A two-chain insulin analogue contains a modified A-chain polypeptide and a modified B-chain polypeptide. The A-chain polypeptide comprises one or more of: a His or Glu substitution at position A8, a Glu substitution at position A14; and a Gln or Arg substitution at positon A17. The B-chain polypeptide comprises one or more of: a deletion of the amino acids at position B1, B1-B2, B1-B3, B30 or a combination thereof; an Ala or Glu substitution at position B2; a Glu substitution at position B3. The analogue exhibits thermodynamic stability in a zinc-free solution, decreased self-association, maintains biological potency, and no increased mitogenicity. The analogue exhibits resistance to chemical degradation and physical degradation. A method of treating a patient with diabetes mellitus or obesity comprises administering a physiologically effective amount of the insulin analogue or a physiologically acceptable salt thereof to a patient.

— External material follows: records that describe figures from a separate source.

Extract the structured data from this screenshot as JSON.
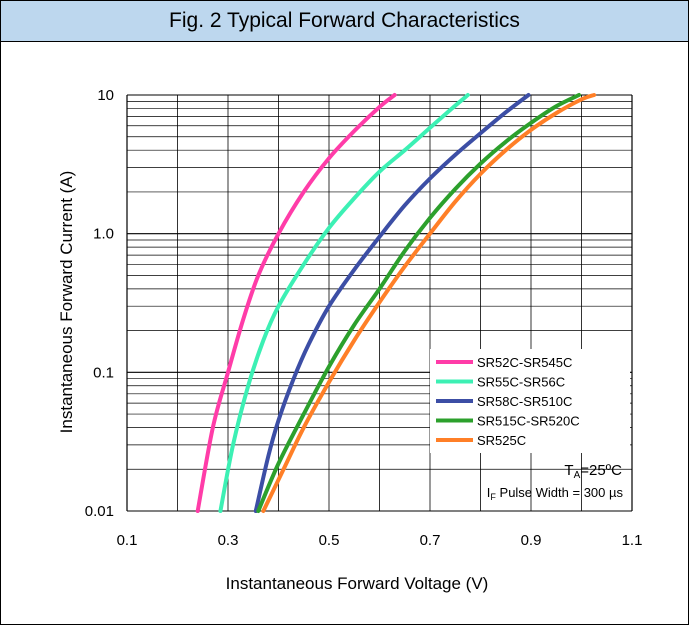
{
  "chart_data": {
    "type": "line",
    "title": "Fig. 2 Typical Forward Characteristics",
    "xlabel": "Instantaneous Forward Voltage (V)",
    "ylabel": "Instantaneous Forward Current (A)",
    "x_scale": "linear",
    "y_scale": "log",
    "xlim": [
      0.1,
      1.1
    ],
    "ylim": [
      0.01,
      10
    ],
    "x_ticks": [
      "0.1",
      "0.3",
      "0.5",
      "0.7",
      "0.9",
      "1.1"
    ],
    "y_ticks": [
      "0.01",
      "0.1",
      "1.0",
      "10"
    ],
    "grid": true,
    "legend_position": "bottom-right",
    "annotation_ta": "T",
    "annotation_ta_sub": "A",
    "annotation_ta_rest": "=25ºC",
    "annotation_if": "I",
    "annotation_if_sub": "F",
    "annotation_if_rest": " Pulse Width = 300 µs",
    "series": [
      {
        "name": "SR52C-SR545C",
        "color": "#ff3ca8",
        "x": [
          0.24,
          0.27,
          0.3,
          0.33,
          0.36,
          0.4,
          0.45,
          0.5,
          0.55,
          0.6,
          0.63
        ],
        "y": [
          0.01,
          0.04,
          0.1,
          0.24,
          0.5,
          1.0,
          2.0,
          3.5,
          5.5,
          8.2,
          10
        ]
      },
      {
        "name": "SR55C-SR56C",
        "color": "#3cf0b4",
        "x": [
          0.285,
          0.31,
          0.34,
          0.37,
          0.4,
          0.45,
          0.5,
          0.55,
          0.6,
          0.65,
          0.7,
          0.74,
          0.775
        ],
        "y": [
          0.01,
          0.03,
          0.08,
          0.17,
          0.3,
          0.6,
          1.1,
          1.8,
          2.8,
          4.0,
          5.8,
          7.8,
          10
        ]
      },
      {
        "name": "SR58C-SR510C",
        "color": "#3c4ea5",
        "x": [
          0.355,
          0.38,
          0.4,
          0.43,
          0.46,
          0.5,
          0.55,
          0.6,
          0.65,
          0.7,
          0.75,
          0.8,
          0.85,
          0.895
        ],
        "y": [
          0.01,
          0.025,
          0.045,
          0.09,
          0.16,
          0.3,
          0.55,
          0.95,
          1.6,
          2.5,
          3.7,
          5.3,
          7.5,
          10
        ]
      },
      {
        "name": "SR515C-SR520C",
        "color": "#2ca02c",
        "x": [
          0.36,
          0.4,
          0.45,
          0.5,
          0.55,
          0.6,
          0.65,
          0.7,
          0.75,
          0.8,
          0.85,
          0.9,
          0.95,
          0.995
        ],
        "y": [
          0.01,
          0.022,
          0.05,
          0.11,
          0.22,
          0.4,
          0.75,
          1.3,
          2.1,
          3.2,
          4.6,
          6.3,
          8.3,
          10
        ]
      },
      {
        "name": "SR525C",
        "color": "#ff7f27",
        "x": [
          0.37,
          0.41,
          0.45,
          0.5,
          0.55,
          0.6,
          0.65,
          0.7,
          0.75,
          0.8,
          0.85,
          0.9,
          0.95,
          1.0,
          1.025
        ],
        "y": [
          0.01,
          0.02,
          0.04,
          0.085,
          0.17,
          0.32,
          0.58,
          1.0,
          1.7,
          2.7,
          4.0,
          5.6,
          7.4,
          9.3,
          10
        ]
      }
    ]
  }
}
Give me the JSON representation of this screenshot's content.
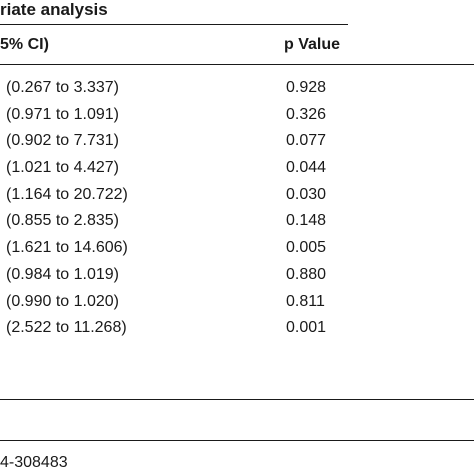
{
  "table": {
    "title": "riate analysis",
    "headers": {
      "ci": "5% CI)",
      "p": "p Value"
    },
    "rows": [
      {
        "ci": "(0.267 to 3.337)",
        "p": "0.928"
      },
      {
        "ci": "(0.971 to 1.091)",
        "p": "0.326"
      },
      {
        "ci": "(0.902 to 7.731)",
        "p": "0.077"
      },
      {
        "ci": "(1.021 to 4.427)",
        "p": "0.044"
      },
      {
        "ci": "(1.164 to 20.722)",
        "p": "0.030"
      },
      {
        "ci": "(0.855 to 2.835)",
        "p": "0.148"
      },
      {
        "ci": "(1.621 to 14.606)",
        "p": "0.005"
      },
      {
        "ci": "(0.984 to 1.019)",
        "p": "0.880"
      },
      {
        "ci": "(0.990 to 1.020)",
        "p": "0.811"
      },
      {
        "ci": "(2.522 to 11.268)",
        "p": "0.001"
      }
    ]
  },
  "footer": {
    "text": "4-308483"
  }
}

The present invention pertains to the field of human medicine, which relates to a drug for the treatment of type I and type II diabetes and provides a preparation method and the usage of a human insulin analogue. The human insulin analogue of the present invention is characterized in that the human insulin analogue has the form as the right formula, wherein, R1 is any one amino acid residue of Pro, Ala, Gly, Ser, Val and Leu; R2 is any needed amino acid residue which can be encoded genetically; R3 is n paragraphs of R2-R1-dipeptide fragment, n is any one number of 0, 1, 2, 3 and 4. The human insulin analogue of the present invention is prepared by using a biological engineering method, the active insulin analogue has the advantages that the human insulin analogue is not easy to from the dimer and mainly exists by a monomer form after the subcutaneous injection, the local absorption is faster, the onset time is shorter, and the pharmacokinetics characteristics are more in line with the change spectra of physiological insulin and blood glucose.